Everything you ever wanted to know about the challenges of integrating sustainability into our daily lives can be found in a Wegmans supermarket. I went to the store in Hunt Valley, Maryland on Sunday at the behest of my mom. She makes monthly pilgrimages to the suburbs to shop here and I decided to join her. I didn't have my digital camera with me, so I'll have to describe the experience the best I can: We began shopping in the pharmacy and worked our way back across the 140,000 square foot store (about double the size of your typical supermarket). The shopping carts are also supersized, a new change, apparently, because even the Wegmans' regulars were having trouble navigating the aisles. My mom knocked over a produce display with hers; I took out a shelf of shaving cream. It was like the SUV of carts in the SUV of stores.


The "regular" part of Wegmans looks like your typical shopping market, just bigger. Photo from their website.

We worked our way through the pharmacy to the cleaning supplies and then onto the food. I started to suspect something was weird when I got to the milk. They had just two brands, mostly in plastic jugs, and the Wegmans store brand was one of them. I couldn't understand how a store this large wouldn't carry organic milk. Ditto on the yogurt. It seemed a paltry selection for such a mammoth place. In the aisles carrying peanut butters, I couldn't find any almond butter. It was all Peter Pan and such. I used my in-cart GPS system to locate my mom (OK, they don't have those yet, but they really should) and she told me to wait until I got to the other part of the store—the organic part.


The floor plan. Click on the image for a larger view.

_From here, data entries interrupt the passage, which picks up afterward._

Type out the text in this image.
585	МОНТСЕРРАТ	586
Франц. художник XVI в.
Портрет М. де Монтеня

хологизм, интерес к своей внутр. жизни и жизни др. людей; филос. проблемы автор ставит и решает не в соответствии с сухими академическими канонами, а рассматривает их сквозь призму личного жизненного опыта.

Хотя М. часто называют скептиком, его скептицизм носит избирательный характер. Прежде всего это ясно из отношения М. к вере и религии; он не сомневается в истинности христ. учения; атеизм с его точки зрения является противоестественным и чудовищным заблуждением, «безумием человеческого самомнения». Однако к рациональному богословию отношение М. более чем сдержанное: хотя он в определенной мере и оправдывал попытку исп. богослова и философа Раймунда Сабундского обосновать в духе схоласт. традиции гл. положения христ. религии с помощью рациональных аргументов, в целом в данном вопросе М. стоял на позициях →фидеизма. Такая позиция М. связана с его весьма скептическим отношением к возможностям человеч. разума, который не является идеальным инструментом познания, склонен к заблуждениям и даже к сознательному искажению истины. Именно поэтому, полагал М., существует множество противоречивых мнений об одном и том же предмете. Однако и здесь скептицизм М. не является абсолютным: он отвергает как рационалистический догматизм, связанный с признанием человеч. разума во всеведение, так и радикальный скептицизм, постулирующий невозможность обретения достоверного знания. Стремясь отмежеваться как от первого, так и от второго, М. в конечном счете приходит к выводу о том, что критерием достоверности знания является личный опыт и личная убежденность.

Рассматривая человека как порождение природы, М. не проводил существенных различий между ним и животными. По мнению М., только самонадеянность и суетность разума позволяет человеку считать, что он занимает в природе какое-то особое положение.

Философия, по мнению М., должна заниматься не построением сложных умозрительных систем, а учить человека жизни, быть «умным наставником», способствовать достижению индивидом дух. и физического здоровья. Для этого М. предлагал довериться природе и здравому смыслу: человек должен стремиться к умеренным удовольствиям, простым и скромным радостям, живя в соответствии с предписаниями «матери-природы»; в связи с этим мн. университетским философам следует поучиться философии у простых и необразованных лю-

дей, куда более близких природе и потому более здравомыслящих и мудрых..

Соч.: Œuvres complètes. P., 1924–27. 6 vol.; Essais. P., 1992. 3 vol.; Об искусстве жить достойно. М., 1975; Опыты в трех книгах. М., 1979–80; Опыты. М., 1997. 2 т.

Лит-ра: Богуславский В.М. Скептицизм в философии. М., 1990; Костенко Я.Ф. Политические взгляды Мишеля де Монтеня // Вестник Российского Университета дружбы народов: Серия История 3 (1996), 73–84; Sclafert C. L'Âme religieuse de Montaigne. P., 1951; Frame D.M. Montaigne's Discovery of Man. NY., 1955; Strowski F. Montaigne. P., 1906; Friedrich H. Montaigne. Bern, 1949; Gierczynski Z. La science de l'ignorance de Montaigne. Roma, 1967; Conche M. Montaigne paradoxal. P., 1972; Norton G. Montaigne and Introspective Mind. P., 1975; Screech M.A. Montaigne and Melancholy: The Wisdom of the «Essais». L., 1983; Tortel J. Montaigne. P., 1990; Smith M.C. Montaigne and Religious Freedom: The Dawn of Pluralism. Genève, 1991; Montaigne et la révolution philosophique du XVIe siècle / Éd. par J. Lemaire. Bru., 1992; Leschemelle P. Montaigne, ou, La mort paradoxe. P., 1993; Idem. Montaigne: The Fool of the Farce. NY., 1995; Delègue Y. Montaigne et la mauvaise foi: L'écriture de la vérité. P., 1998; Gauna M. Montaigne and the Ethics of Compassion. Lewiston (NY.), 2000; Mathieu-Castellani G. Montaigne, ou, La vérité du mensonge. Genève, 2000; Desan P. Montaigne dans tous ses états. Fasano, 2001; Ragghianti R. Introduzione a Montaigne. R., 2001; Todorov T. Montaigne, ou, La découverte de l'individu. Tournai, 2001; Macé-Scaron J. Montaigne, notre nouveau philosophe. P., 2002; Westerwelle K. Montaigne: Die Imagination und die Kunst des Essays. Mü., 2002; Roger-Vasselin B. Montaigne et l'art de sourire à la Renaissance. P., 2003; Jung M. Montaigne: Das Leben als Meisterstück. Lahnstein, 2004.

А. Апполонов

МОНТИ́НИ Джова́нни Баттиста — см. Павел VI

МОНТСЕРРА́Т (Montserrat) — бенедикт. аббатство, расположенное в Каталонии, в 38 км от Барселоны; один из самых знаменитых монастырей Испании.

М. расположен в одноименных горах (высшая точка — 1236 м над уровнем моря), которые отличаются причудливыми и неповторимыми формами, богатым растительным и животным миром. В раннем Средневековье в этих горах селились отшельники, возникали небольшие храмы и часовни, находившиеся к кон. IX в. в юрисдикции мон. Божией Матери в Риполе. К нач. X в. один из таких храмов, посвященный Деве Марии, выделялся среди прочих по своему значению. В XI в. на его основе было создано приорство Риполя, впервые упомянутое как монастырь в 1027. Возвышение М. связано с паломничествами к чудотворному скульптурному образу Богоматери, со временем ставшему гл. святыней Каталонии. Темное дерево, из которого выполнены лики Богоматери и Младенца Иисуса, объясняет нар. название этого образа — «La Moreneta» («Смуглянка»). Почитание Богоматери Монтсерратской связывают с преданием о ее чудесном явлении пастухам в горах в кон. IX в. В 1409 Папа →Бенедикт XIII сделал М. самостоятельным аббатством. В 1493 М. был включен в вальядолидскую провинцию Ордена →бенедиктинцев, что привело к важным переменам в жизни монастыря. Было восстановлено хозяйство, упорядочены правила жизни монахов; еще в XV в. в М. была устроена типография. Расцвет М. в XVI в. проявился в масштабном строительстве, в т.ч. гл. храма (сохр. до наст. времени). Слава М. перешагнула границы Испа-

The store transitions about halfway through from a "regular" grocery store to "Nature's Marketplace." The interior decor is completely different. Suddenly the aisles are more intimate, there's more wood and warm spotlights. Quaint hand-painted signs announce the fare. It's a completely separate experience. It's a shopping doppelganger: everything from the other part of the store is also here—from milk and yogurt to canned soups and beans, to nut butters and beauty products. I looked at my cart full of groceries and wanted to put half of it back because the brands I normally purchase were here, in this special land of "sustainability." There was even a separate section for "better" coffees and teas.

For Earth Day last week, Wegmans put out a press release announcing a special event on Saturday, April 25. "As customers shop, they’ll see, touch, taste and learn how the three “R’s” of environmentalism – Reduce, Reuse and Recycle – are shaping the way Wegmans does business, and they’ll discover easy ways their own families can make more sustainable choices at home."

It goes on to say that "choosing organic foods is another shift toward greater sustainability, and customers will be able to sample organic foods throughout the store."

Throughout the store being a key word here. This shopping experience is a wondeful metaphor for the challenges of integrated sustainability as a whole. How will we ever make it a daily part of our lives when we still keep it isolated in its own special category? Why should there be four separate locations for yogurt in one store? Why not present everything side-by-side and allow the consumer to see the spectrum of choices and make educated decisions? Instead, customers simply push their mammoth cart past Nature's Marketplace on their way to the deli and they never explore alternatives. It's high time we stop building special shelves for organics and it's definitely time to stop marketing it as an expensive, elitist option.

The press release ended by saying: "Earth Day shouldn’t be a one-day celebration, but rather a reminder to us that changes made, even small ones, on the other 364 days of the year can make a difference."

That's great. And it starts by changing the layout of your store.